T test between species 1 and specie 2: 1.54. Reject null hypothesis: True.


Technical note 1 : here, we for simplicity we used the same confidence level $\alpha = 0.05$ for all tests. In practice, we should account for multiple testing by at least applying a Bonferroni correction of any other, more advanced, correction.

Technical note 2 : the noise added through the DP mechasnism influences the test performance. Thus formal analysis of the impact of the DP mechnanism on the power of the hypothesis test is necessary. We will discuss this topic on Day 3 of the course.
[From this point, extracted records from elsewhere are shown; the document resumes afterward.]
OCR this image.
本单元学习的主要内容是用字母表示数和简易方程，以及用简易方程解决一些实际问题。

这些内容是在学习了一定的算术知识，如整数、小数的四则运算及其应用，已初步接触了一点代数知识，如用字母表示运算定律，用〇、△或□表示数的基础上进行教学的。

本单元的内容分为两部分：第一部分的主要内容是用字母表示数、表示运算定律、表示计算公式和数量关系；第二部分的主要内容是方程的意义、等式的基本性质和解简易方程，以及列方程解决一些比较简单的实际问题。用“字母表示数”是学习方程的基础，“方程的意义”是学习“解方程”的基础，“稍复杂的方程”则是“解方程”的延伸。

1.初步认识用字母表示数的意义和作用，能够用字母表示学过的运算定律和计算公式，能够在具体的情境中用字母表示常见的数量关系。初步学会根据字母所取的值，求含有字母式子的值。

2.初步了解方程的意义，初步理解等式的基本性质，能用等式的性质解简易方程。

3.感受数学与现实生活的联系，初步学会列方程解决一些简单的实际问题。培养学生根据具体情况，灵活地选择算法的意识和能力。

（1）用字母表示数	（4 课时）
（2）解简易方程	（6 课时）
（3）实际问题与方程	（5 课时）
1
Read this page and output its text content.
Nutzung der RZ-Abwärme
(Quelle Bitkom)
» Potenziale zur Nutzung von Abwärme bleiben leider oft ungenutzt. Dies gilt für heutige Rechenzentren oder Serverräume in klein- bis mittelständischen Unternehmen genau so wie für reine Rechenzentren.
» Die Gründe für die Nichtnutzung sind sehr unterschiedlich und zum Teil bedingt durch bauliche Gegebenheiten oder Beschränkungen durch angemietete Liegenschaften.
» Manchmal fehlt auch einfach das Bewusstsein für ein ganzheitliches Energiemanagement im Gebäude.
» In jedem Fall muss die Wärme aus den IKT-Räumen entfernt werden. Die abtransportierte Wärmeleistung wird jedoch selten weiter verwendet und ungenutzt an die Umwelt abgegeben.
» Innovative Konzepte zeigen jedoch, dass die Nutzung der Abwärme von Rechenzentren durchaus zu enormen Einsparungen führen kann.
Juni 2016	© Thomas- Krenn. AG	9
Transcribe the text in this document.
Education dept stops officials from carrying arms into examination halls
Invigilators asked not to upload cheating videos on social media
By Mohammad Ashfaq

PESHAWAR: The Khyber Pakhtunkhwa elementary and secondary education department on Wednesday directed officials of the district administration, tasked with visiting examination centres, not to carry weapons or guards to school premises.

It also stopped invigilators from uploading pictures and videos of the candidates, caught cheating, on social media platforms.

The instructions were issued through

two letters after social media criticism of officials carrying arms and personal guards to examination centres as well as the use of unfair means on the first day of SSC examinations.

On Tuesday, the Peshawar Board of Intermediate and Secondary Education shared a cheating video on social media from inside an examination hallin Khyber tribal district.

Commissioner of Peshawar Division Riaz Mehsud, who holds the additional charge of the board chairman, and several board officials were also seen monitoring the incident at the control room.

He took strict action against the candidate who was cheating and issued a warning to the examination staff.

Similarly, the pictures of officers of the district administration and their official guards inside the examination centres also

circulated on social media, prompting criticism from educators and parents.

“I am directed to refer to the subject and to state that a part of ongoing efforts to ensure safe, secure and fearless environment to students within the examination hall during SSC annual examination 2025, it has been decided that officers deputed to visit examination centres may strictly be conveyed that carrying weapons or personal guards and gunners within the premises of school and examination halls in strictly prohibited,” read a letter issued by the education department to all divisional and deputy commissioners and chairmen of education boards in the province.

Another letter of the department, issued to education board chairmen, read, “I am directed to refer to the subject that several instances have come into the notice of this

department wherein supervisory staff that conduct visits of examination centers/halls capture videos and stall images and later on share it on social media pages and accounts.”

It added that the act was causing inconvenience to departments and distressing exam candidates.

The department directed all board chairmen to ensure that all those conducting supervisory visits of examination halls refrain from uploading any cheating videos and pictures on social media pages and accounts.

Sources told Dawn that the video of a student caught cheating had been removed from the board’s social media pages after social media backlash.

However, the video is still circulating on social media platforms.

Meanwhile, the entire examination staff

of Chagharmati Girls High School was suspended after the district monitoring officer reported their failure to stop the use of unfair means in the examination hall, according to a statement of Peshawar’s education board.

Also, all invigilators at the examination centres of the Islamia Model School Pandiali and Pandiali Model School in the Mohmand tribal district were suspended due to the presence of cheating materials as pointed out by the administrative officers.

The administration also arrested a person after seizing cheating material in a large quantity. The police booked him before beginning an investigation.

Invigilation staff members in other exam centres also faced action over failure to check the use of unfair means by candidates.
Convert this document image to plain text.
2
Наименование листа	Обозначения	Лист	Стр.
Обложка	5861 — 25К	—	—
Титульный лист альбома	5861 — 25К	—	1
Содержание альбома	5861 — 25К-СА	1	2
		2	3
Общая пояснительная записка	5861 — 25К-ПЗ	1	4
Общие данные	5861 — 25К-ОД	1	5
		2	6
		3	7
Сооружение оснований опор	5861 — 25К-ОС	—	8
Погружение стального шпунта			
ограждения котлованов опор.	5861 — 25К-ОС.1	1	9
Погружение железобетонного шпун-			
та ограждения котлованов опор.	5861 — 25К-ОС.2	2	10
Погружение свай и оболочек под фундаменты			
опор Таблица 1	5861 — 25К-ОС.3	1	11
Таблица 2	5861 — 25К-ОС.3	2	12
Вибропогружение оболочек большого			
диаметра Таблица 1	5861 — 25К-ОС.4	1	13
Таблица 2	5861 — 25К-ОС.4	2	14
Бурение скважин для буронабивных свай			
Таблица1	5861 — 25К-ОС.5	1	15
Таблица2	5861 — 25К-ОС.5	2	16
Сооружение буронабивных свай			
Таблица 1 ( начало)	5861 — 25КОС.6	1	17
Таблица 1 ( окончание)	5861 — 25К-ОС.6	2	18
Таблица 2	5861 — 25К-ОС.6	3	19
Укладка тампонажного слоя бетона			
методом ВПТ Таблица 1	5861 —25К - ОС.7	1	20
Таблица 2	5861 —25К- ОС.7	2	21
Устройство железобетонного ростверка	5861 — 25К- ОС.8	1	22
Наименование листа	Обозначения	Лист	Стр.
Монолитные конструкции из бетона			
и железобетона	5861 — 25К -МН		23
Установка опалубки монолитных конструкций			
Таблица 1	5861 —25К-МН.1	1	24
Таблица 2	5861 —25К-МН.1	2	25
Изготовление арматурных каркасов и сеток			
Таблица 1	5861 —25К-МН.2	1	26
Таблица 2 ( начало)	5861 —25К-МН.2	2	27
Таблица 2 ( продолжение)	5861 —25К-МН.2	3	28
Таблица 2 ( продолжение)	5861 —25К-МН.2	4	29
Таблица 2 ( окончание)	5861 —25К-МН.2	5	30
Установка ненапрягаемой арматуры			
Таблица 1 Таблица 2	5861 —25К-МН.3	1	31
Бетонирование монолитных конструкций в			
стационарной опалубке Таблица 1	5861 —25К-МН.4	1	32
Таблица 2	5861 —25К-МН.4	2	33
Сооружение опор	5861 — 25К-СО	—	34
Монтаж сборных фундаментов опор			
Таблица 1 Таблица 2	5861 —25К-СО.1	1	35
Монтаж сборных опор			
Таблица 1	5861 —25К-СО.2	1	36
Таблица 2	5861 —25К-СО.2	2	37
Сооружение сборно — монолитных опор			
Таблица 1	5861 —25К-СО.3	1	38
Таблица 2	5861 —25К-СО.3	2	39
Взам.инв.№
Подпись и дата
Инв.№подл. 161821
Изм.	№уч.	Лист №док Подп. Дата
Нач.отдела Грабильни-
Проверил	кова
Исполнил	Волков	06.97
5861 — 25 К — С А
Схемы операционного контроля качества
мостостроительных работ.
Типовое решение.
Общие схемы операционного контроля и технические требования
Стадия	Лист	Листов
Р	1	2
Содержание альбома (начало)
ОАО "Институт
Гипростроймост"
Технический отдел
We also compute the confidence interval of bill length of each species:

In [45]:
ZSCORE = 1.96
df_result['standard_error'] = df_result['std_bill_length_mm']/np.sqrt(df_result['nb_penguin'])
df_result['ci_95_lower_bound'] = df_result['avg_bill_length_mm'] - ZSCORE * df_result['standard_error']
df_result['ci_95_upper_bound'] = df_result['avg_bill_length_mm'] + ZSCORE * df_result['standard_error']
df_result

Unnamed: 0,species,nb_penguin,avg_bill_length_mm,std_bill_length_mm,standard_error,ci_95_lower_bound,ci_95_upper_bound
0,Adelie,151,39.004267,7.363224,0.599211,37.829814,40.17872
1,Chinstrap,68,48.698734,10.975031,1.330918,46.090135,51.307333
2,Gentoo,122,46.584159,8.063875,0.730069,45.153224,48.015095


## Step 7: On your Own

There are many additional options and methods available in the `smartnoise-sql` library that we could not cover in this course. The key takeaways are:

- **Direct database connections**: `smartnoise-sql` can connect to and execute queries directly on databases such as SQL Server, Postgres, Spark, or Presto. In this notebook, we focused on the data science aspects and demonstrated examples only with Pandas DataFrames.  
- **Table metadata**: A solid understanding of [Table metadata](https://docs.smartnoise.org/sql/metadata.html#table-options) is essential, especially if you plan to adjust the default values. We strongly recommend becoming familiar with these settings before making modifications.  
- **Working with multiple tables**: It is possible to query multiple tables and join them together, with the privacy budget shared across all tables involved.  

We encourage you to explore further on your own!